Colombian trade unionists have the support of their U.S. counterparts in opposing any such pact until the Colombian government acts decisively to stop wholesale killings of trade unionists and ends its attacks on union rights. Many business groups, however, are urging its passage.

The International Trade Union Confederation (ITUC) noted that as of mid March ten trade unionists had been assassinated this year in Colombia. By the end of the month two more were dead.

Harvard professor and former New York Times staffer Edward Schumacher-Matos has portrayed trade union deaths in Colombia as random, lessening, and exaggerated. (NYT, March 29) “Isolated killings do not justify holding up the [free trade] trade agreement,” he wrote, which will “stimulate economic growth and help all Colombians.”

Citing union data, Schumacher-Matos suggested that because labor unions have no “suspects or motives” in 79 percent of all murder cases, anti-union origins are unproven.
Looking at 87 convictions since 2001 “almost all for murder,” he identified an anti-union motivation in only 16; the others involved “common crime” or “crimes of passion” or “membership in a guerrilla organization.”

For judges in fear-ridden Colombia to gloss over motivation rather than appear to be defending unions is understandable. Union researchers and foreign observers concur that over 50 per cent of assassinations have occurred at times when collective bargaining, union organizing, or strikes were taking place. That’s when 70 percent of the victims who were union leaders died.

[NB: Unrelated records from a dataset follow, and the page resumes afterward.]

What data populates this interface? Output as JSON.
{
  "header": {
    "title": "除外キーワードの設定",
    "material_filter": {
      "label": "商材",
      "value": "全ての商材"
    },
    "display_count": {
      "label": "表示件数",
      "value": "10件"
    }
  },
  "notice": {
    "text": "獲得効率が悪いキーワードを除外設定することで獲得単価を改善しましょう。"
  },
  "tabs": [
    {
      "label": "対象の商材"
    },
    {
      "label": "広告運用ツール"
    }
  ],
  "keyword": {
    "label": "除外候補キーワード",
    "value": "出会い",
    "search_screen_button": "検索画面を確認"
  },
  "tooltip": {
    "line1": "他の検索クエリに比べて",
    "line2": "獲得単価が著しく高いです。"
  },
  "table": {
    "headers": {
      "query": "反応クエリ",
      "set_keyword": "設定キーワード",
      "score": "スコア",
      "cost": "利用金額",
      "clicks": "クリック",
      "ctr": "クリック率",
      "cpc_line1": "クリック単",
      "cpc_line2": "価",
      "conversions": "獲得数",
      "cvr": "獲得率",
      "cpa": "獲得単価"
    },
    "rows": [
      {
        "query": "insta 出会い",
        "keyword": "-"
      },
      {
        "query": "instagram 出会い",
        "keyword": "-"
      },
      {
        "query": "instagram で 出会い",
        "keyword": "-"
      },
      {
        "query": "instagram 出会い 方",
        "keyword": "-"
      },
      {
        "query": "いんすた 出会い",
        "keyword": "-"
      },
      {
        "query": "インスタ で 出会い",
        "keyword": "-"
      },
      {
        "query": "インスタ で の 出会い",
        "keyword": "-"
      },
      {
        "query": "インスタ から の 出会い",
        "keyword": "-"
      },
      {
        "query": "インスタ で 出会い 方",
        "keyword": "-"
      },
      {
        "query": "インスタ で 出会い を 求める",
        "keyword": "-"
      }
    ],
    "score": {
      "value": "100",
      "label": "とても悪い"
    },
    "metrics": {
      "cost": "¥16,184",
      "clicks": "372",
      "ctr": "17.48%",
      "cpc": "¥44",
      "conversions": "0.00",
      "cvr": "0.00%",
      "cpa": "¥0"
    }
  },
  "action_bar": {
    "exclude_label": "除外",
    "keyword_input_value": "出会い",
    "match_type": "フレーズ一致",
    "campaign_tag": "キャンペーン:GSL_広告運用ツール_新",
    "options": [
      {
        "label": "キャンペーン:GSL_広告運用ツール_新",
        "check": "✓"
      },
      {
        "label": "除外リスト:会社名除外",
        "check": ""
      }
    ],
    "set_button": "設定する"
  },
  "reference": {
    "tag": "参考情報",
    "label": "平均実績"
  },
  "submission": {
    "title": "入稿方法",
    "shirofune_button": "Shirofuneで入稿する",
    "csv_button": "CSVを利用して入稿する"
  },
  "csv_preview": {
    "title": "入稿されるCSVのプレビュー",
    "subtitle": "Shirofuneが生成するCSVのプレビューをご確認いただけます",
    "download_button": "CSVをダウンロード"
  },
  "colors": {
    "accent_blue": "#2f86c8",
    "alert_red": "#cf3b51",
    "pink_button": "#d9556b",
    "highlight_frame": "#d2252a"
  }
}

Schumacher-Matos claimed that “About a third of the identified murderers of union members are leftist guerrillas.” He invoked the International Labor Organization to reassure readers, noting that “union legal rights in Colombia meet its highest standards.” In fact, the ILO was concerned enough to open a Permanent Representation Office in Bogota last year, a step “almost unprecedented” in 80 years of ILO history, according to Kenneth Georgetti, president of the Canadian Labor Congress (CLC).

Schumacher-Matos cited 40 convictions last year for murder of labor activists as evidence of waning impunity. But that assertion is at odds with data supplied from a 157- page report published in 2007 by Colombia’s largest labor federation, the United Labor Central (CUT). Its report had been prepared in advance of a high profile ILO visit.

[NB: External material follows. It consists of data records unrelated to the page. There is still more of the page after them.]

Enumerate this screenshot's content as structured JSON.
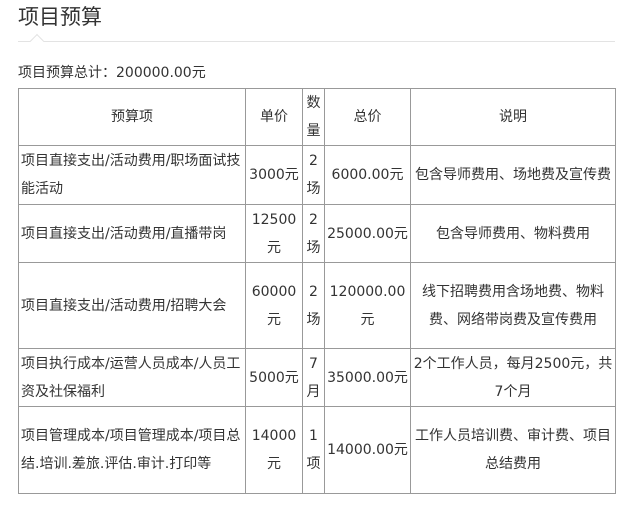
{
  "page": {
    "title": "项目预算",
    "total_text": "项目预算总计：200000.00元"
  },
  "table": {
    "headers": {
      "item": "预算项",
      "unit_price": "单价",
      "quantity": "数量",
      "total": "总价",
      "note": "说明"
    },
    "rows": [
      {
        "item": "项目直接支出/活动费用/职场面试技能活动",
        "unit_price": "3000元",
        "quantity": "2场",
        "total": "6000.00元",
        "note": "包含导师费用、场地费及宣传费"
      },
      {
        "item": "项目直接支出/活动费用/直播带岗",
        "unit_price": "12500元",
        "quantity": "2场",
        "total": "25000.00元",
        "note": "包含导师费用、物料费用"
      },
      {
        "item": "项目直接支出/活动费用/招聘大会",
        "unit_price": "60000元",
        "quantity": "2场",
        "total": "120000.00元",
        "note": "线下招聘费用含场地费、物料费、网络带岗费及宣传费用"
      },
      {
        "item": "项目执行成本/运营人员成本/人员工资及社保福利",
        "unit_price": "5000元",
        "quantity": "7月",
        "total": "35000.00元",
        "note": "2个工作人员，每月2500元，共7个月"
      },
      {
        "item": "项目管理成本/项目管理成本/项目总结.培训.差旅.评估.审计.打印等",
        "unit_price": "14000元",
        "quantity": "1项",
        "total": "14000.00元",
        "note": "工作人员培训费、审计费、项目总结费用"
      }
    ]
  }
}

CUT’s analysis inspires confidence because its data was matched with information from prosecutors’ records, provided by the Colombia Commission of Jurists. Researchers at the National Union School reached similar conclusions.

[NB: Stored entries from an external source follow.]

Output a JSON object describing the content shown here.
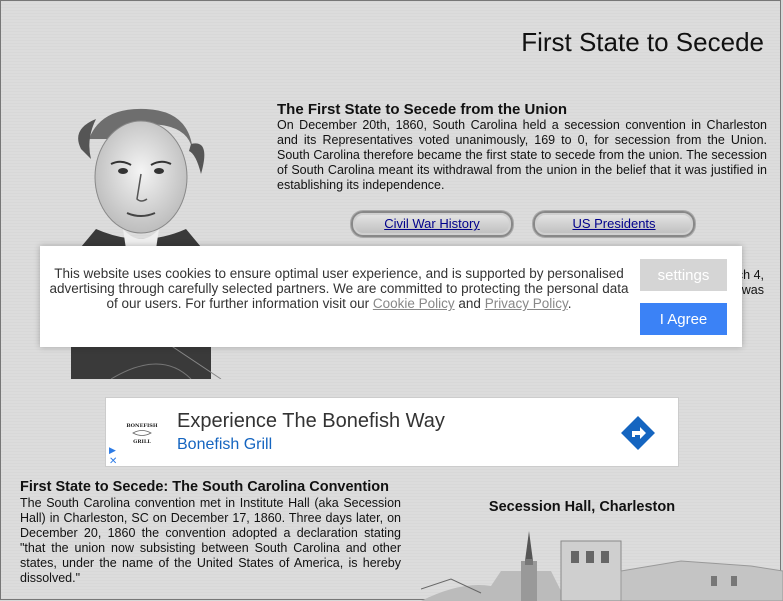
{
  "page": {
    "title": "First State to Secede"
  },
  "intro": {
    "heading": "The First State to Secede from the Union",
    "body": "On December 20th, 1860, South Carolina held a secession convention in Charleston and its Representatives voted unanimously, 169 to 0, for secession from the Union. South Carolina therefore became the first state to secede from the union. The secession  of South Carolina meant its withdrawal from the union in the belief that it was justified in establishing its independence."
  },
  "nav": {
    "civil_war": "Civil War History",
    "presidents": "US Presidents"
  },
  "partial": {
    "line1": "ch 4,",
    "line2": "was"
  },
  "cookie": {
    "text_before": "This website uses cookies to ensure optimal user experience, and is supported by personalised advertising through carefully selected partners. We are committed to protecting the personal data of our users. For further information visit our ",
    "cookie_link": "Cookie Policy",
    "and": " and ",
    "privacy_link": "Privacy Policy",
    "end": ".",
    "settings_label": "settings",
    "agree_label": "I Agree"
  },
  "ad": {
    "logo_text": "BONEFISH GRILL",
    "headline": "Experience The Bonefish Way",
    "advertiser": "Bonefish Grill",
    "close": "✕",
    "adchoices": "▶"
  },
  "convention": {
    "heading": "First State to Secede: The South Carolina Convention",
    "body": "The South Carolina convention met in Institute Hall (aka Secession Hall) in Charleston, SC on December 17, 1860. Three days later, on December 20, 1860 the convention adopted a declaration stating \"that the union now subsisting between South Carolina and other states, under the name of the United States of America, is hereby dissolved.\""
  },
  "hall": {
    "caption": "Secession Hall, Charleston"
  },
  "colors": {
    "agree_button": "#3b82f6",
    "settings_button": "#d5d5d5",
    "link": "#00008b",
    "ad_advertiser": "#1565c0"
  }
}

The report indicates that at least 2,534 union activists, and probably more, were assassinated over 21 years ending Aug. 7, 2007. Twenty percent of them were union leaders, 51 percent died in Antioquia department. The total includes 421 killed during President Alvaro Uribe’s five year tenure.

Schumacher-Matos takes comfort that killings have dropped from 275 in 1996, to 72 in 2006, to 40 in 2007. Over 1,300 unionists were forcibly displaced and 185 disappeared during 21 years. Arbitrary detentions have increased since 2002.

According to the report, prosecutors have ignored 69 percent of perpetrators. Of 845 suspects “registered” with prosecutors, only 14 percent have reached the “trial stage,” most of them advancing no further than being investigated.

During the Uribe era, prosecutors registered only 125 alleged assassins, bringing 59 to trial. Courts have convicted 45 defendants for killing unionists since 2001, five during 2007.

The findings square with conclusions from reports by Amnesty International in 2007 and recently the Canadian Labour Congress. They place the number of anti-union murderers escaping prosecution altogether at 90 percent and those convicted at three percent.

Following the U.S. lead, Canada’s current right wing government is proposing to sign a so-called free trade treaty with Colombia. In a letter March 28 to the government’s trade and labor ministers, Kenneth Georgetti quoted a union colleague: “They are not just murdering union leaders. They are murdering the unions.” He said that during the Uribe presidency conditions have worsened, “public relations statements notwithstanding.”

According to the Canadian Association of Labor Lawyers, “The ability of workers to protect their rights and livelihood has been seriously diminished by the advent of regional preferential trade agreements.”